What Hats Do Baseball Players Wear On Fileds?

The baseball cap – an American icon since the days of Ty Cobb and Babe Ruth.

But today’s MLB superstars probably aren’t taking the field wearing the same caps you grabbed off the rack at Lids.

While fans rock licensed New Era 59Fiftys and flex for the ‘gram, pro ballplayers enjoy access to cutting-edge caps crafted for performance.

The gap between fan fashion and player function in headwear has never been wider.

How did we get here? From the woolen shells of the 1800s to the moisture-wicking fits of today, the baseball cap has undergone quite an evolution.

So what hats do baseball players wear on their domes? And how do those caps differ from the ones you sport?

Grab some peanuts and read on for the colorful history and future of the baseball cap!

The Early Days: From Straw to Wool

The baseball cap has come a long way from its crude beginnings in the early days of baseball.
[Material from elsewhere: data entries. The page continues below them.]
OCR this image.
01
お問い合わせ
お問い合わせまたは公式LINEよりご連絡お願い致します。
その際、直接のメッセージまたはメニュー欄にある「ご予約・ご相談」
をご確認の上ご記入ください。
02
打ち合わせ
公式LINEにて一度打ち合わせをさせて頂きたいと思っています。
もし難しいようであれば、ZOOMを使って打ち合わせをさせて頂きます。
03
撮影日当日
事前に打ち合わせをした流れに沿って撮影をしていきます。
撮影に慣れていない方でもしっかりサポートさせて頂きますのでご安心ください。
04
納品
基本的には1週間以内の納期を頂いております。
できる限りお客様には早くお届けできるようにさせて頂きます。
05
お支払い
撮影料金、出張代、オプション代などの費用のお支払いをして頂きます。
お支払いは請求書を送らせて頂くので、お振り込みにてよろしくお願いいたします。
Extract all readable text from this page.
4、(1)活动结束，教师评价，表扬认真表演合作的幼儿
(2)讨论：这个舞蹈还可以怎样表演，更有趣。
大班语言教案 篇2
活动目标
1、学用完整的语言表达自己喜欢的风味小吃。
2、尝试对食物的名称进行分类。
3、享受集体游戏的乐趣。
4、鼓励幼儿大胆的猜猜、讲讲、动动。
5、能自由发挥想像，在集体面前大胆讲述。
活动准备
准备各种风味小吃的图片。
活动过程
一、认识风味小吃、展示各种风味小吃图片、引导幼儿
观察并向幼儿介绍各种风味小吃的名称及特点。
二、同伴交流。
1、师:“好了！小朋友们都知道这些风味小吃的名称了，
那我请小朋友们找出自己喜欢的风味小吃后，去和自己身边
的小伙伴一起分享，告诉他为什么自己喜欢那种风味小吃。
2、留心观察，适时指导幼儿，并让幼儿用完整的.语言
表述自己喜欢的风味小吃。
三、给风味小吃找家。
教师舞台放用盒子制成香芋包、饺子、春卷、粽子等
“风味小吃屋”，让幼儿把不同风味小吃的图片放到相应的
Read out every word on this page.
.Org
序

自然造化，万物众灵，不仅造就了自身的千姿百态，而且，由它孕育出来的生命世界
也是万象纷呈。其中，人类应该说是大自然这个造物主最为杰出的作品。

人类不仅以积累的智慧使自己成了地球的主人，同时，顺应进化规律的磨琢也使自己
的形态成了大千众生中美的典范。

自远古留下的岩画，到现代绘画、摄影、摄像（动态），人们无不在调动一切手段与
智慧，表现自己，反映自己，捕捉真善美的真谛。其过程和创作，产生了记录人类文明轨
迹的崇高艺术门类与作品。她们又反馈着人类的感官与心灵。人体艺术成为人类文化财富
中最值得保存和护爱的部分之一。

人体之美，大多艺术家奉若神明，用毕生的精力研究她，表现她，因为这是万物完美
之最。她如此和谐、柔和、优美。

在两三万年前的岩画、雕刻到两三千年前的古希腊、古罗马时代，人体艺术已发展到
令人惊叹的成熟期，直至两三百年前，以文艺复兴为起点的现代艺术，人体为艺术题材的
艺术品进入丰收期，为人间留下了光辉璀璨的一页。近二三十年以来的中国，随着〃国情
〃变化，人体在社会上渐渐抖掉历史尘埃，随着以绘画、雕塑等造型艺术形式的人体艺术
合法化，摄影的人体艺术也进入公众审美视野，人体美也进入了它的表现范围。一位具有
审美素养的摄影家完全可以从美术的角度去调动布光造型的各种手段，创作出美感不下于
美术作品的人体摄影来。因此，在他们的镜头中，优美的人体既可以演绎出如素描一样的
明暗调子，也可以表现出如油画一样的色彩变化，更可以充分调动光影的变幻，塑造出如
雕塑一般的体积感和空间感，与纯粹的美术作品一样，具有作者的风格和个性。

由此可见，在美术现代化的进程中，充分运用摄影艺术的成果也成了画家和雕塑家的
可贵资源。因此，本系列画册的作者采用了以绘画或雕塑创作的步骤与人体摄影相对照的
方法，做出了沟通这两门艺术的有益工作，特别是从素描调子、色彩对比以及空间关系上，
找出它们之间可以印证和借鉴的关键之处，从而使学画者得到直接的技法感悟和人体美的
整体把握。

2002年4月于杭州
Let’s explore the origins of the baseball hat in the 19th and early 20th centuries.

1859 – The First Lid in the Game

The baseball cap traces its origins to the early days of the game in the mid-1800s. In 1859, the first official baseball uniform was introduced by the New York Knickerbockers, including a humble straw hat to shield players’ eyes from the sun.

These rude early lids resembled wider-brimmed straw hats, providing practical sun protection but little stylistic panache.

Can you imagine Mike Trout rocking a floppy straw giant prairie hat while legging out a triple?

1900s – Brim Flattening Hits the Big Leagues

By the early 20th century, straw had been replaced by wool as the hat material of choice. Caps featured rounded crowns and stiff brims, still more functional than flashy.

But in the 1900s, players began flattening the crowns of their caps to create the now-familiar baseball hat style.

Using steam or cardboard reinforcements, the cap’s bill was flattened to better shade players’ eyes from the afternoon ballpark sun.

For the next few decades, the flat-brimmed wool cap would reign over major league noggins.

Simple yet iconic, these lids defined the look of early baseball.

Changing Style and Function

By the 1970s, baseball caps had come a long way from their humble functional beginnings.

The growing popularity of the MLB drove demand for caps as symbols of team affiliation and identity.

And innovations in sportswear manufacturing allowed for new materials, styles, and production methods that transformed the baseball hat.

The 1970s saw caps shift from wool to polyester construction, allowing for the integration of logo designs and team colors.

Bold, graphic caps like the Pittsburgh Pirates’ black and yellow lids became symbols of regional pride.

In the 1980s, fitted caps replaced adjustable ones, letting players sport structured hats sized for better comfort and style.

For fans, fitted caps showed dedication to their team, since fitted caps couldn’t be modified to support other teams.

Advances in sports licensing and merchandising made caps more widely available to the public.

Suddenly, fans could sport the same caps as their favorite players, representing their allegiance.

The baseball cap was now a full-fledged fashion phenomenon.

What They Wear Now: High-Tech Fitted Caps

Today’s MLB players enjoy access to cutting-edge fitted caps made from high-performance fabrics and constructed for maximized moisture management.

Gone are the days of basic wool shells. Now player’s rep hats are engineered for elite athletic demands.

Major athletic brands like New Era, Nike, and Under Armour compete for MLB partnerships, driving innovation in materials and cap construction.

Common fabrics include moisture-wicking polyester blends, spandex for flexible fits, and latex rubber for structured brims.

Caps feature ventilated sweatbands, and embroidered logos, and are available in a range of structured fits.

While old-school flat brims remain popular, curved brims help visibility while pitching and fielding.

Some players even wear vintage-style caps with old-school logos to rep their team’s heritage.

While player caps are made for performance, fan caps priority style. Quality and materials differ, with player caps featuring more performance tech.

But fans can still rep their teams in licensed caps evolved from the classic wool originals.

Conclusion: The Iconic Baseball Cap Endures

The baseball cap has come a long way from its 19th-century origins to the high-tech performance caps of today’s MLB stars.

Yet it remains one of the most iconic items in all of sports.

While materials and construction have evolved dramatically, the spirit of the baseball cap endures. It represents team pride, personalized style, and the rich history of America’s pastime.

For players, the cap is about performance, keeping the sun out of their eyes and sweat from dripping as they field grounders and steal bases.

For fans, it’s about aligning with team identity and traditions, while looking sharp as they root for the home team from the stands.

Whether you’re a Bryce Harper or a Bartolo Colon, a Mike Trout or a youth league MVP, the baseball cap remains an integral part of enjoying and participating in baseball.